I’ll never forget the realization that after spending four years with what felt like a close community of people, I was beginning my adult life with neither friends nor a relationship. The people who showed up to visit me in the hospital after having only known me for two weeks were no longer a part of my life.
Some of them had unfriended me on Facebook. None of them were talking to me.
It was a huge shock to my system, mentally and physically. I spent many sleepless nights wracking my brain trying to figure out where it all went wrong.
Loneliness is an Epidemic
Cigna, the global health service company, released a report from their landmark study on loneliness in America in May 2018. The study surveyed 20,000 American adults ages 18+ to determine the quality and effect of loneliness on the population across all generations. The conclusion? Loneliness has reached “epidemic levels.”
Some of the highlights of this dense study include:
- Generation Z (ages 18-22) and Millennials (23-37) are the loneliest across generations
- More than half of all respondents always or sometimes feel like no one knows them well
- Just under half of all respondents report always or sometimes feeling alone or left out
- At least 40% sometimes or always feel like their relationships are not meaningful
Source: Cigna
The worst part? Studies show that loneliness has the same impact on mortality as smoking 15 cigarettes per day.
We don’t feel heard, understood, and valued, and it is literally killing us.
And of course, that’s where I went wrong in college. I was so focused on what I was getting out of my friendships, my relationships, my classes, and my work, that I wasn’t making my friends, partners, classmates, and colleagues feel heard, understood, and valued.
I cared about them deeply, but they didn’t feel it. So they abandoned me.
When I realized that the key to relationships is not understanding people, but making them feel understood, my entire life changed. My friendships became deeply meaningful and long-lasting.

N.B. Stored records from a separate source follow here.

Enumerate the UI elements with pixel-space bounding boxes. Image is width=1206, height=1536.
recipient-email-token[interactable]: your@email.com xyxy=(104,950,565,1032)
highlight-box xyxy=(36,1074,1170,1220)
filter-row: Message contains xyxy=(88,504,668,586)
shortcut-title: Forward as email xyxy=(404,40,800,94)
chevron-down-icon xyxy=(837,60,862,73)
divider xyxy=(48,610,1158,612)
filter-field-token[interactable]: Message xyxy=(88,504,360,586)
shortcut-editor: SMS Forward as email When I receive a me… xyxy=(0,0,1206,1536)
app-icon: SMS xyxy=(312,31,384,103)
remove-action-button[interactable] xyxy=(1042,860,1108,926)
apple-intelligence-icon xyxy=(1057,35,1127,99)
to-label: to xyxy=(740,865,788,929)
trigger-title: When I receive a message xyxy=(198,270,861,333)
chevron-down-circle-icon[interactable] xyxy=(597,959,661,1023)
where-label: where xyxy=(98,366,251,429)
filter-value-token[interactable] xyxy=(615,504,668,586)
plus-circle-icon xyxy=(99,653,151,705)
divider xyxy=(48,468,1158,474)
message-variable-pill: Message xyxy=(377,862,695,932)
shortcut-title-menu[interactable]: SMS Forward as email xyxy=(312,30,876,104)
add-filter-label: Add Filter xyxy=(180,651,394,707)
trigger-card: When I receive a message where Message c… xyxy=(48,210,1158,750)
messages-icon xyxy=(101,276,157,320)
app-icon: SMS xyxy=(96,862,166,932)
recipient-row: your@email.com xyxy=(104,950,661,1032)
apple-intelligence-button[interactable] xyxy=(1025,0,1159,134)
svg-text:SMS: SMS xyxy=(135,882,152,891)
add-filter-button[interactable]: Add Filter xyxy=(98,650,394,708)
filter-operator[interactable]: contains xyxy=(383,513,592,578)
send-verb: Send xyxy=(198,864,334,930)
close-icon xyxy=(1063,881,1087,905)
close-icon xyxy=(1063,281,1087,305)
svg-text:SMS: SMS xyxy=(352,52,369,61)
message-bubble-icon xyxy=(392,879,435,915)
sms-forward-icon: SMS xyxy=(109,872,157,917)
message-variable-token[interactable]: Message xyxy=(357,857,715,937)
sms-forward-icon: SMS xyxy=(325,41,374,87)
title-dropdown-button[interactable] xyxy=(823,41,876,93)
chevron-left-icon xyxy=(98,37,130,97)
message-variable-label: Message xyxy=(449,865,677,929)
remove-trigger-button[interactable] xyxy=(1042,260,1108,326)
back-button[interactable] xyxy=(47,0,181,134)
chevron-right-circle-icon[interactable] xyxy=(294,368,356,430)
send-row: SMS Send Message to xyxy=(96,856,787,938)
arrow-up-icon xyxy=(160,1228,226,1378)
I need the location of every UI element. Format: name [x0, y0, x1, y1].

My business took off because people wanted to work with me, not just because I was good at magic. I met Lindsey, the love of my life, and she even agreed to marry me!
The Cigna study confirmed something that I’ve spent the last few years sharing, teaching, and training as a keynote speaker for organizations and a youth motivational speaker for high schools and colleges: people who report the lowest levels of loneliness are those who have frequent, meaningful, in-person interactions.

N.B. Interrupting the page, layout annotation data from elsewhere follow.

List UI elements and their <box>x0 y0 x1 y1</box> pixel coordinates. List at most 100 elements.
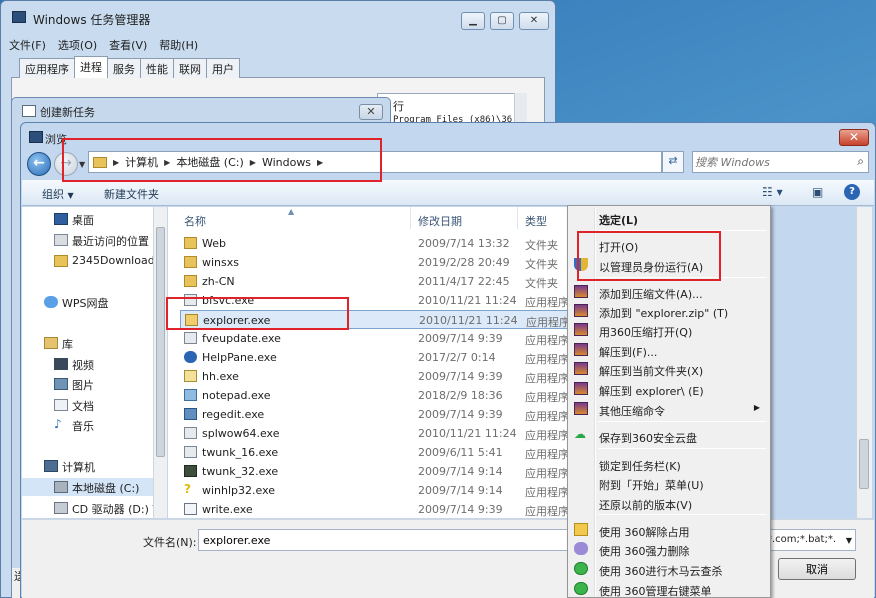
menu-item-extract-here[interactable]: 解压到当前文件夹(X) <box>570 359 768 378</box>
file-row-zh-cn[interactable]: zh-CN 2011/4/17 22:45 文件夹 <box>180 272 568 291</box>
menu-item-add-to-archive[interactable]: 添加到压缩文件(A)... <box>570 282 768 301</box>
file-date: 2017/2/7 0:14 <box>418 351 496 364</box>
menu-item-restore-versions[interactable]: 还原以前的版本(V) <box>570 493 768 512</box>
create-task-close-button[interactable]: ✕ <box>359 104 383 120</box>
menu-item-360-manage-menu[interactable]: 使用 360管理右键菜单 <box>570 579 768 597</box>
tab-users[interactable]: 用户 <box>206 58 240 78</box>
new-folder-button[interactable]: 新建文件夹 <box>104 186 159 202</box>
menu-item-pin-start[interactable]: 附到「开始」菜单(U) <box>570 473 768 492</box>
menu-item-extract-to[interactable]: 解压到(F)... <box>570 340 768 359</box>
browse-close-button[interactable]: ✕ <box>839 129 869 146</box>
navigation-scrollbar-thumb[interactable] <box>156 227 165 457</box>
file-row-write[interactable]: write.exe 2009/7/14 9:39 应用程序 <box>180 500 568 518</box>
refresh-icon[interactable]: ⇄ <box>662 151 684 173</box>
file-row-regedit[interactable]: regedit.exe 2009/7/14 9:39 应用程序 <box>180 405 568 424</box>
file-row-winsxs[interactable]: winsxs 2019/2/28 20:49 文件夹 <box>180 253 568 272</box>
menu-item-add-to-zip[interactable]: 添加到 "explorer.zip" (T) <box>570 301 768 320</box>
nav-item-recent-places[interactable]: 最近访问的位置 <box>22 231 154 249</box>
back-button[interactable]: ← <box>27 152 51 176</box>
menu-item-extract-to-folder[interactable]: 解压到 explorer\ (E) <box>570 379 768 398</box>
file-list-scrollbar[interactable] <box>856 207 872 518</box>
file-type-filter[interactable]: *.com;*.bat;*. ▼ <box>764 529 856 551</box>
nav-label-local-disk: 本地磁盘 (C:) <box>72 482 140 495</box>
search-input[interactable] <box>695 153 845 171</box>
chevron-down-icon: ▼ <box>845 536 852 545</box>
tab-applications[interactable]: 应用程序 <box>19 58 75 78</box>
minimize-button[interactable]: ▁ <box>461 12 485 30</box>
menu-item-select[interactable]: 选定(L) <box>570 208 768 227</box>
exe-icon <box>184 446 197 458</box>
navigation-scrollbar[interactable] <box>153 207 167 518</box>
preview-pane-icon[interactable]: ▣ <box>812 185 823 199</box>
file-date: 2009/7/14 9:39 <box>418 503 503 516</box>
menu-item-save-360-cloud[interactable]: ☁ 保存到360安全云盘 <box>570 426 768 445</box>
menu-separator <box>598 448 766 449</box>
chevron-right-icon: ▶ <box>753 403 760 412</box>
file-name: HelpPane.exe <box>202 351 277 364</box>
file-row-web[interactable]: Web 2009/7/14 13:32 文件夹 <box>180 234 568 253</box>
file-row-winhlp32[interactable]: ? winhlp32.exe 2009/7/14 9:14 应用程序 <box>180 481 568 500</box>
file-date: 2010/11/21 11:24 <box>418 294 517 307</box>
menu-item-360-trojan-scan[interactable]: 使用 360进行木马云查杀 <box>570 559 768 578</box>
process-list-column[interactable]: 行 <box>393 98 404 114</box>
file-row-twunk-16[interactable]: twunk_16.exe 2009/6/11 5:41 应用程序 <box>180 443 568 462</box>
menu-item-pin-taskbar[interactable]: 锁定到任务栏(K) <box>570 454 768 473</box>
computer-icon <box>44 460 58 472</box>
video-icon <box>54 358 68 370</box>
file-row-notepad[interactable]: notepad.exe 2018/2/9 18:36 应用程序 <box>180 386 568 405</box>
menu-help[interactable]: 帮助(H) <box>159 37 198 53</box>
file-list-scrollbar-thumb[interactable] <box>859 439 869 489</box>
tab-processes[interactable]: 进程 <box>74 56 108 78</box>
view-options-icon[interactable]: ☷ ▾ <box>762 185 783 199</box>
nav-item-music[interactable]: ♪ 音乐 <box>22 416 154 434</box>
menu-item-360-force-delete[interactable]: 使用 360强力删除 <box>570 539 768 558</box>
process-list[interactable]: 行 Program Files (x86)\36 <box>377 93 527 125</box>
file-type: 应用程序 <box>525 410 568 423</box>
column-header-name[interactable]: 名称 <box>184 213 206 229</box>
close-button[interactable]: ✕ <box>519 12 549 30</box>
file-row-splwow64[interactable]: splwow64.exe 2010/11/21 11:24 应用程序 <box>180 424 568 443</box>
nav-item-videos[interactable]: 视频 <box>22 355 154 373</box>
search-icon[interactable]: ⌕ <box>857 154 864 169</box>
menu-item-360-unlock[interactable]: 使用 360解除占用 <box>570 520 768 539</box>
file-type: 应用程序 <box>525 429 568 442</box>
file-row-twunk-32[interactable]: twunk_32.exe 2009/7/14 9:14 应用程序 <box>180 462 568 481</box>
column-header-date[interactable]: 修改日期 <box>418 213 462 229</box>
maximize-button[interactable]: ▢ <box>490 12 514 30</box>
tab-networking[interactable]: 联网 <box>173 58 207 78</box>
nav-item-local-disk[interactable]: 本地磁盘 (C:) <box>22 478 154 496</box>
file-row-fveupdate[interactable]: fveupdate.exe 2009/7/14 9:39 应用程序 <box>180 329 568 348</box>
winrar-icon <box>574 382 588 395</box>
column-header-type[interactable]: 类型 <box>525 213 547 229</box>
help-icon <box>184 351 197 363</box>
search-box[interactable]: ⌕ <box>692 151 869 173</box>
nav-item-libraries[interactable]: 库 <box>22 334 154 352</box>
column-divider[interactable] <box>517 207 518 229</box>
menu-file[interactable]: 文件(F) <box>9 37 46 53</box>
menu-item-more-compress[interactable]: 其他压缩命令 ▶ <box>570 399 768 418</box>
nav-item-cd-drive[interactable]: CD 驱动器 (D:) V <box>22 499 154 517</box>
task-manager-titlebar[interactable]: Windows 任务管理器 ▁ ▢ ✕ <box>1 1 555 31</box>
help-icon[interactable]: ? <box>844 184 860 200</box>
menu-view[interactable]: 查看(V) <box>109 37 147 53</box>
file-row-hh[interactable]: hh.exe 2009/7/14 9:39 应用程序 <box>180 367 568 386</box>
filename-field[interactable] <box>198 529 572 551</box>
organize-button[interactable]: 组织 ▼ <box>42 186 74 202</box>
nav-item-desktop[interactable]: 桌面 <box>22 210 154 228</box>
tab-performance[interactable]: 性能 <box>140 58 174 78</box>
nav-item-wps-drive[interactable]: WPS网盘 <box>22 293 154 311</box>
tab-services[interactable]: 服务 <box>107 58 141 78</box>
file-date: 2009/7/14 9:14 <box>418 484 503 497</box>
nav-item-documents[interactable]: 文档 <box>22 396 154 414</box>
nav-item-2345downloads[interactable]: 2345Downloads <box>22 252 154 270</box>
nav-label-videos: 视频 <box>72 359 94 372</box>
nav-item-pictures[interactable]: 图片 <box>22 375 154 393</box>
column-divider[interactable] <box>410 207 411 229</box>
file-row-helppane[interactable]: HelpPane.exe 2017/2/7 0:14 应用程序 <box>180 348 568 367</box>
menu-options[interactable]: 选项(O) <box>58 37 97 53</box>
nav-item-computer[interactable]: 计算机 <box>22 457 154 475</box>
menu-item-label: 解压到 explorer\ (E) <box>599 385 704 398</box>
process-list-scrollbar[interactable] <box>514 93 527 125</box>
menu-item-open-with-360zip[interactable]: 用360压缩打开(Q) <box>570 320 768 339</box>
cancel-button[interactable]: 取消 <box>778 558 856 580</box>
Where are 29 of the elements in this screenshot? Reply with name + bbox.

In other words, people who feel heard, understood, and valued are mentally and physically healthier because they feel a deep sense of connection with the world around them.
They feel safe and taken care of.
They feel loved.
If you or someone you know suffers from depression, seek professional assistance. Here are some helpful resources: https://nndc.org/resource-links/
If you are contemplating hurting yourself or others, call this number: 1-800-273-TALK (8255)
So, what can you do about loneliness?
Well, if you yourself are feeling lonely, isolated, or like you don’t have anyone that you can rely on, I really encourage you to evaluate how you make others feel when you are around them.
- Do you verbally thank people and show appreciation when they help you, or do you just think it?
- Do you really listen when friends or family talk to you, or are you just thinking about what you’re going to say next?
- Do you meet people when you’re standing in line for coffee, riding the subway, or waiting for an appointment? Or do you just put your headphones and/or lose yourself in your phone?
There are so many opportunities on a daily basis to make others feel heard, understood, and valued. And when we do that, it comes back around. Change starts from within, and if you want to feel less lonely, then you should start by making others feel great. When you make people feel really good, they’ll want to be around you, and your loneliness will start to fade.
If you haven’t downloaded my “E.A.R.S” resource yet, definitely grab it. It’s a powerful four-step system for mastering the art of active listening and building stronger connections with anyone and everyone that you meet.
Remember, you meet an average of three new people every day.
What will you do with your three opportunities today?